Dalam pengukuhannya, Abdul Munip membacakan teks pidato pengukuhannya yang bertema “Penerjemahan Teks Berbahasa Arab dan Dinamika Studi Islam di Indonesia”.
Setelah menyinggung maraknya praktik penerjemahan buku-buku Arab ke dalam bahasa Indonesia dalam pidatonya, Abdul Munip menyebutkan beberapa dampak penerjemahan teks berbahasa Arab terhadap dinamika studi Islam di Indonesia.
Pertama, menurut Munip, penerjemahan tersebut menandai kebangkitan intelektualislme Islam di Indonesia. Menurutnya, pada saat mulai munculnya kerajaan Islam di Indonesia, seperti Kerajaan Pelak yang disinyalir sebagai kerajaan Islam pertama di Indonesia, penerjemahan menjadi salah satu cara menyebarkan ilmu-ilmu keislaman kala itu.

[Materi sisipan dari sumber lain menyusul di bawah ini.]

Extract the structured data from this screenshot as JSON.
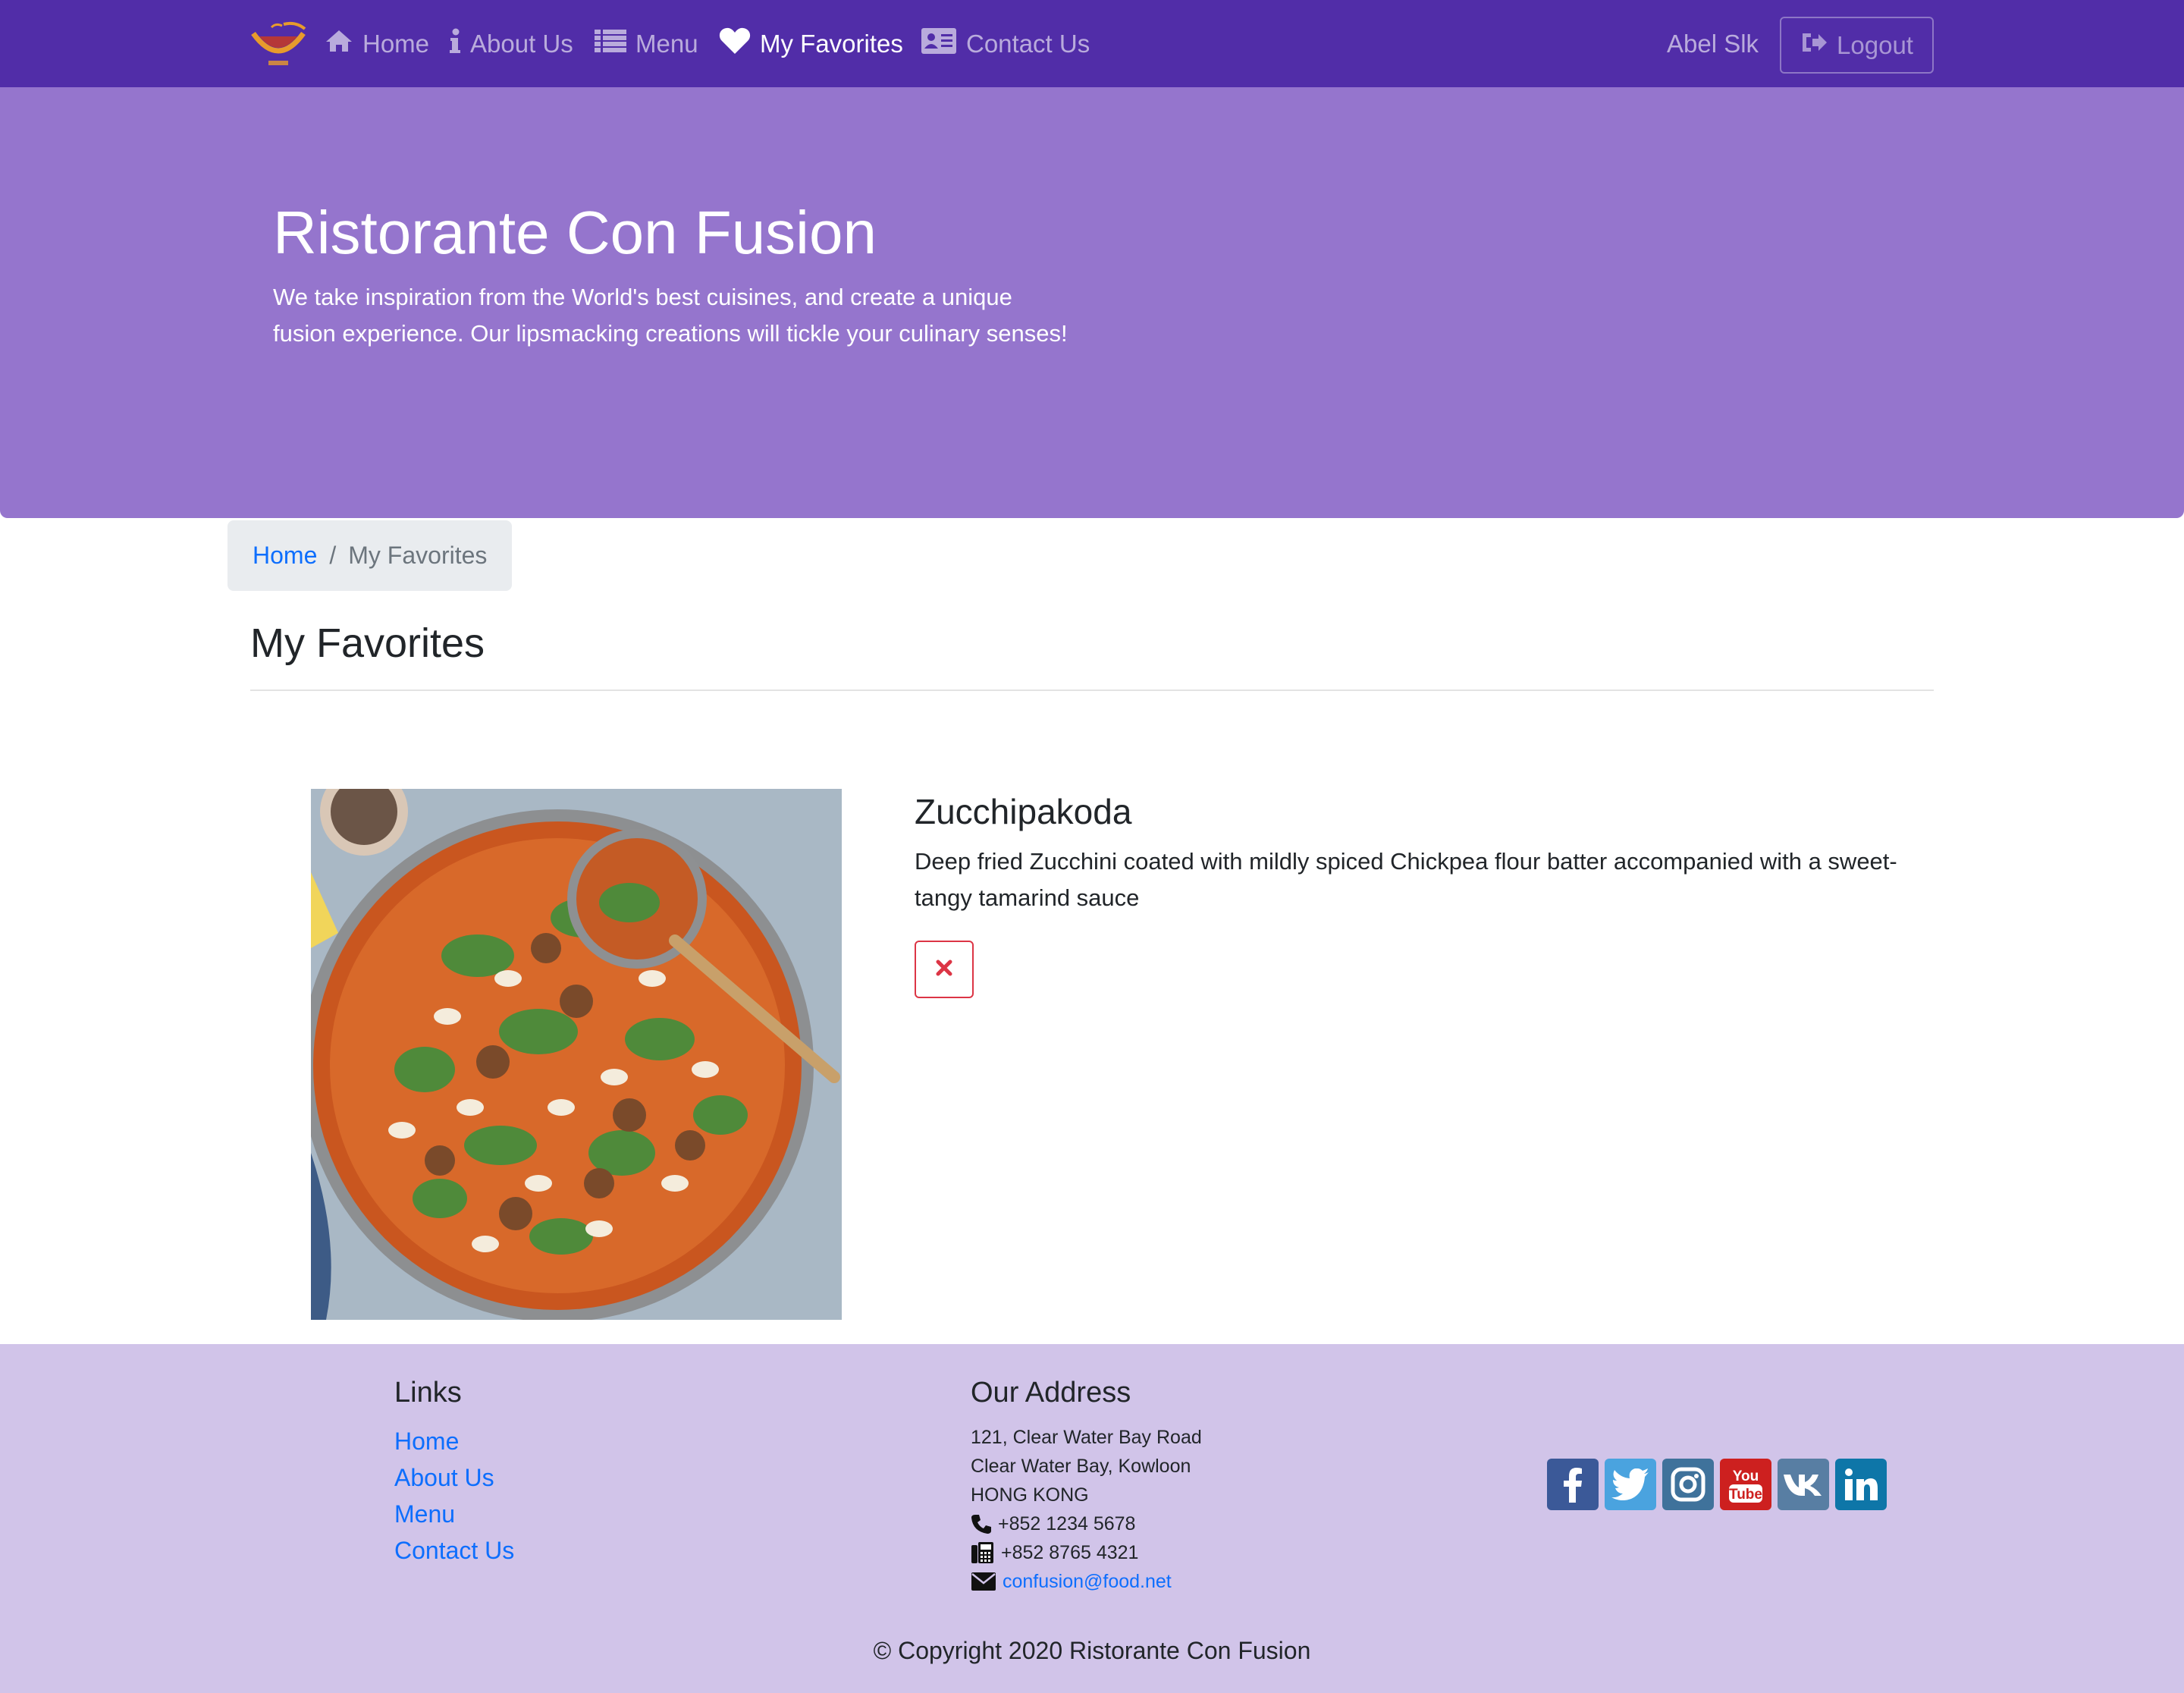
{
  "navbar": {
    "items": [
      {
        "label": "Home",
        "icon": "home-icon"
      },
      {
        "label": "About Us",
        "icon": "info-icon"
      },
      {
        "label": "Menu",
        "icon": "list-icon"
      },
      {
        "label": "My Favorites",
        "icon": "heart-icon",
        "active": true
      },
      {
        "label": "Contact Us",
        "icon": "address-card-icon"
      }
    ],
    "user_name": "Abel Slk",
    "logout_label": "Logout",
    "brand_color": "#512DA8"
  },
  "jumbotron": {
    "title": "Ristorante Con Fusion",
    "text": "We take inspiration from the World's best cuisines, and create a unique fusion experience. Our lipsmacking creations will tickle your culinary senses!",
    "color": "#9575CD"
  },
  "breadcrumb": {
    "home": "Home",
    "separator": "/",
    "current": "My Favorites"
  },
  "page_title": "My Favorites",
  "favorites": [
    {
      "name": "Zucchipakoda",
      "description": "Deep fried Zucchini coated with mildly spiced Chickpea flour batter accompanied with a sweet-tangy tamarind sauce",
      "delete_icon": "times-icon"
    }
  ],
  "footer": {
    "links_heading": "Links",
    "links": [
      "Home",
      "About Us",
      "Menu",
      "Contact Us"
    ],
    "address_heading": "Our Address",
    "address": [
      "121, Clear Water Bay Road",
      "Clear Water Bay, Kowloon",
      "HONG KONG"
    ],
    "phone": "+852 1234 5678",
    "fax": "+852 8765 4321",
    "email": "confusion@food.net",
    "social": [
      "facebook-icon",
      "twitter-icon",
      "instagram-icon",
      "youtube-icon",
      "vk-icon",
      "linkedin-icon"
    ],
    "copyright": "© Copyright 2020 Ristorante Con Fusion",
    "color": "#D1C4E9"
  }
}
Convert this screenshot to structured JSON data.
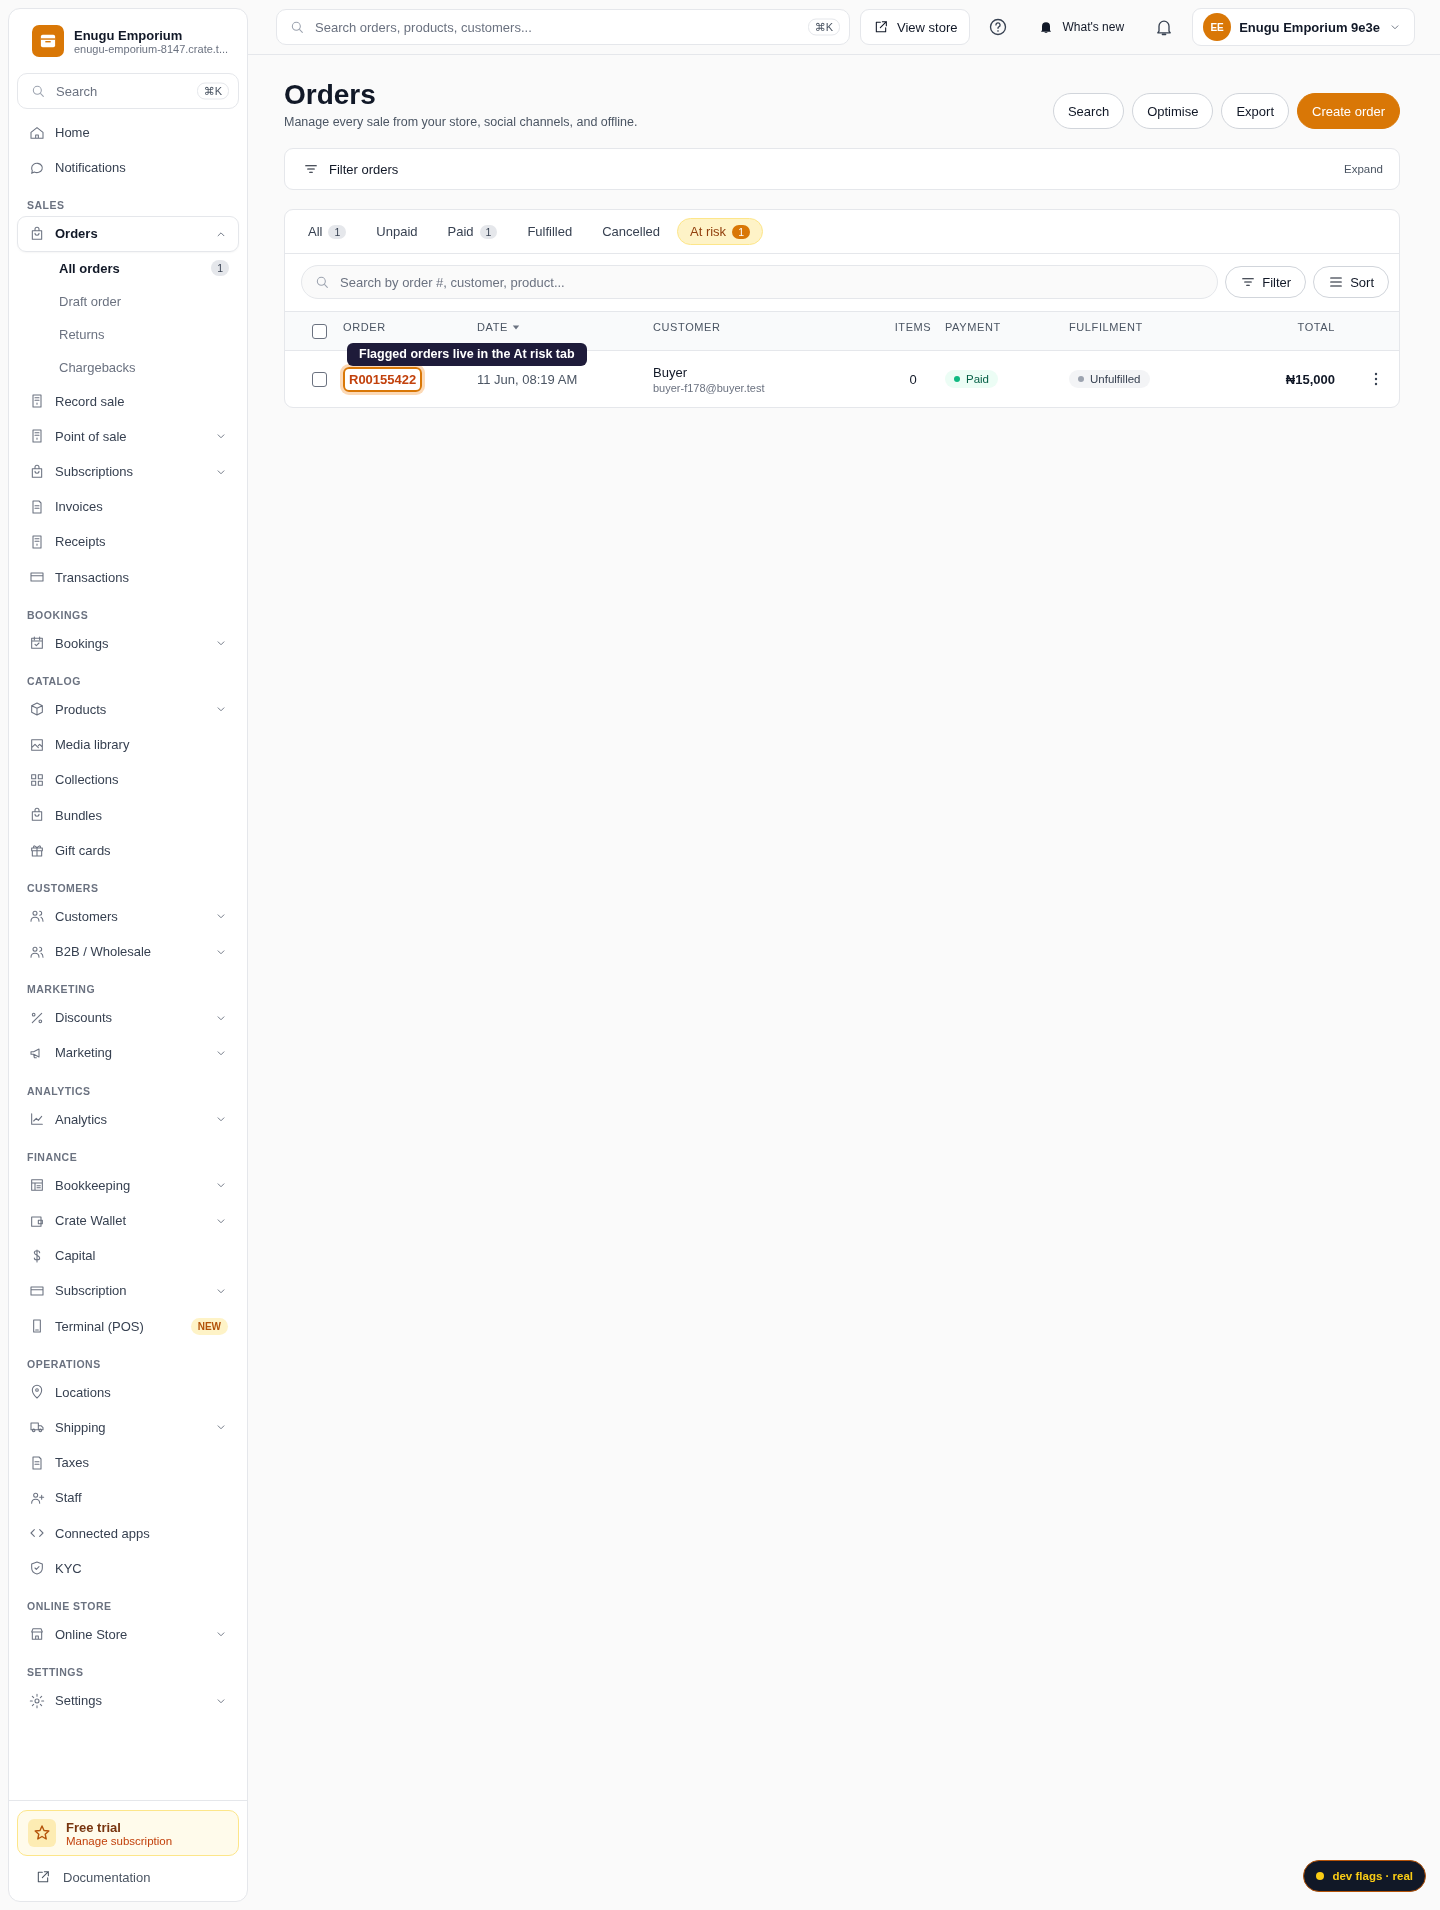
{
  "store": {
    "name": "Enugu Emporium",
    "url": "enugu-emporium-8147.crate.t..."
  },
  "sidebar": {
    "search": {
      "placeholder": "Search",
      "shortcut": "⌘K"
    },
    "sections": [
      {
        "items": [
          {
            "label": "Home",
            "selected": false
          },
          {
            "label": "Notifications",
            "selected": false
          }
        ]
      },
      {
        "label": "SALES",
        "items": [
          {
            "label": "Orders",
            "expanded": true,
            "selected": true,
            "children": [
              {
                "label": "All orders",
                "selected": true,
                "count": "1"
              },
              {
                "label": "Draft order",
                "selected": false
              },
              {
                "label": "Returns",
                "selected": false
              },
              {
                "label": "Chargebacks",
                "selected": false
              }
            ]
          },
          {
            "label": "Record sale",
            "selected": false
          },
          {
            "label": "Point of sale",
            "expanded": false,
            "selected": false
          },
          {
            "label": "Subscriptions",
            "expanded": false,
            "selected": false
          },
          {
            "label": "Invoices",
            "selected": false
          },
          {
            "label": "Receipts",
            "selected": false
          },
          {
            "label": "Transactions",
            "selected": false
          }
        ]
      },
      {
        "label": "BOOKINGS",
        "items": [
          {
            "label": "Bookings",
            "expanded": false,
            "selected": false
          }
        ]
      },
      {
        "label": "CATALOG",
        "items": [
          {
            "label": "Products",
            "expanded": false,
            "selected": false
          },
          {
            "label": "Media library",
            "selected": false
          },
          {
            "label": "Collections",
            "selected": false
          },
          {
            "label": "Bundles",
            "selected": false
          },
          {
            "label": "Gift cards",
            "selected": false
          }
        ]
      },
      {
        "label": "CUSTOMERS",
        "items": [
          {
            "label": "Customers",
            "expanded": false,
            "selected": false
          },
          {
            "label": "B2B / Wholesale",
            "expanded": false,
            "selected": false
          }
        ]
      },
      {
        "label": "MARKETING",
        "items": [
          {
            "label": "Discounts",
            "expanded": false,
            "selected": false
          },
          {
            "label": "Marketing",
            "expanded": false,
            "selected": false
          }
        ]
      },
      {
        "label": "ANALYTICS",
        "items": [
          {
            "label": "Analytics",
            "expanded": false,
            "selected": false
          }
        ]
      },
      {
        "label": "FINANCE",
        "items": [
          {
            "label": "Bookkeeping",
            "expanded": false,
            "selected": false
          },
          {
            "label": "Crate Wallet",
            "expanded": false,
            "selected": false
          },
          {
            "label": "Capital",
            "selected": false
          },
          {
            "label": "Subscription",
            "expanded": false,
            "selected": false
          },
          {
            "label": "Terminal (POS)",
            "selected": false,
            "badge": "NEW"
          }
        ]
      },
      {
        "label": "OPERATIONS",
        "items": [
          {
            "label": "Locations",
            "selected": false
          },
          {
            "label": "Shipping",
            "expanded": false,
            "selected": false
          },
          {
            "label": "Taxes",
            "selected": false
          },
          {
            "label": "Staff",
            "selected": false
          },
          {
            "label": "Connected apps",
            "selected": false
          },
          {
            "label": "KYC",
            "selected": false
          }
        ]
      },
      {
        "label": "ONLINE STORE",
        "items": [
          {
            "label": "Online Store",
            "expanded": false,
            "selected": false
          }
        ]
      },
      {
        "label": "SETTINGS",
        "items": [
          {
            "label": "Settings",
            "expanded": false,
            "selected": false
          }
        ]
      }
    ],
    "trial": {
      "title": "Free trial",
      "subtitle": "Manage subscription"
    },
    "documentation": "Documentation"
  },
  "topbar": {
    "search": {
      "placeholder": "Search orders, products, customers...",
      "shortcut": "⌘K"
    },
    "view_store": "View store",
    "whats_new": "What's new",
    "account": {
      "initials": "EE",
      "name": "Enugu Emporium 9e3e"
    }
  },
  "page": {
    "title": "Orders",
    "subtitle": "Manage every sale from your store, social channels, and offline.",
    "actions": [
      {
        "label": "Search",
        "primary": false
      },
      {
        "label": "Optimise",
        "primary": false
      },
      {
        "label": "Export",
        "primary": false
      },
      {
        "label": "Create order",
        "primary": true
      }
    ]
  },
  "filter_panel": {
    "label": "Filter orders",
    "expand": "Expand"
  },
  "tabs": [
    {
      "label": "All",
      "count": "1",
      "selected": false
    },
    {
      "label": "Unpaid",
      "selected": false
    },
    {
      "label": "Paid",
      "count": "1",
      "selected": false
    },
    {
      "label": "Fulfilled",
      "selected": false
    },
    {
      "label": "Cancelled",
      "selected": false
    },
    {
      "label": "At risk",
      "count": "1",
      "selected": true
    }
  ],
  "table": {
    "search": {
      "placeholder": "Search by order #, customer, product..."
    },
    "filter": "Filter",
    "sort": "Sort",
    "select_all": {
      "checked": false
    },
    "columns": [
      {
        "label": "ORDER",
        "sorted": false
      },
      {
        "label": "DATE",
        "sorted": true
      },
      {
        "label": "CUSTOMER",
        "sorted": false
      },
      {
        "label": "ITEMS",
        "sorted": false
      },
      {
        "label": "PAYMENT",
        "sorted": false
      },
      {
        "label": "FULFILMENT",
        "sorted": false
      },
      {
        "label": "TOTAL",
        "sorted": false
      }
    ],
    "rows": [
      {
        "checked": false,
        "order": "R00155422",
        "highlighted": true,
        "date": "11 Jun, 08:19 AM",
        "customer": "Buyer",
        "email": "buyer-f178@buyer.test",
        "items": "0",
        "payment": {
          "label": "Paid",
          "color": "#10b981"
        },
        "fulfilment": {
          "label": "Unfulfilled",
          "color": "#9ca3af"
        },
        "total": "₦15,000"
      }
    ],
    "tooltip": "Flagged orders live in the At risk tab"
  },
  "dev_badge": "dev flags · real"
}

“Beberapa karya terjemahan dan atau komentar terhadap kitab berbahasa Arab telah muncul pada era kerajaan ini. Abdur Rauf as-Sinkili (1615-1693 M) telah menulis buku yang berjudul Mir’ah at-Thullab pada tahun 1663 dalam bidang fikih atas permintaan Sultanah Safiyatuddin Syah (memerintah 1641-1675). Menurut Bruinnesan, karya as-Sinkili tersebut ternyata terjemahan dari kitab Fath al-Wahhab karya Zakariyya al-Ansari (wafat 926) dalam bahasa Melayu” kata Munip.
Kedua, terjemahan buku-buku berbahasa Arab menjadi bahan ajar pembelajaran. Munip melihat bahwasannya keberadaan buku-buku terjemahan dari bahasa Arab ini berdampak pada pendidikan Islam.
“Sejak lama, buku-buku terjemahan dari bahasa Arab telah menjadi bahan ajar di pesantren dan madrasah. Pendidikan Islam di Nusantara selama beberapa abad sangat kental dengan penggunaan aksara Pegon sebagai media untuk menuliskan ajaran Islam. Huruf Pegon ini digunakan untuk menulis dalam bahasa Melayu maupun Jawa. Beberapa kitab kuning yang membahas berbagai aspek ajaran Islam sering diterjemahkan dan dijadikan sebagai bahan ajar di madrasah maupun sebagai media pembelajaran untuk masyarakat umum” ujar Munip.
Ketiga, karya terjemahan juga dipakai untuk mengkritik praktik Islam tradisional. Menurut Munip, buku-buku terjemahan tersebut umumnya ditulis oleh ulama yang berkecenderungan Salafi Wahabi. Umumnya, isi buku tersebut membicarakan tentang ketidakbolehan melakukan ritual yang dianggap tidak memiliki dalil yang kuat di dalam Al-Qur’an dan sunah.
Keempat, buku terjemahan dari bahasa Arab ke bahasa Indonesia berdampak pada menguatnya identitas Arabisme. Munip berkata: “Pada tataran wacana keislaman, bisa dilihat dari bagaimana ideologi Hizbuttahrir (HT), Ikhwan al-Muslimin, dan Salafi-Wahabi yang berpusat di Timur Tengah berhasil tertanam dalam sebagian umat Islam Indonesia. Semua itu tidak bisa dilepaskan dari buku-buku terjemahan dari bahasa Arab yang menjadi bagian penting sebagai materi ajar dalam pengkaderan”.
Terakhir, selain menguatnya identitas Arabism, Munip melihat bahwa karya terjemahan ini bisa menjadi media penyebaran ideologi jihadis-teroris. Ini didasarkan pada fakta bahwa buku-buku berbahasa Arab karya para jihadis (teroris?) global bisa ditemukan edisi terjemahannya dalam bahasa Indonesia.
“Meskipun buku-buku tersebut tidak bisa dijumpai secara bebas di toko atau kios buku, namun, siapapun bisa mengaksesnya karena disebarkan melalui website. Pembaca bisa men-download secara gratis dalam situs millahibrahim, thoriquna.wordpress, alqoidunsitesled.com, dan juga situs-situs lainnya” tutup Munip.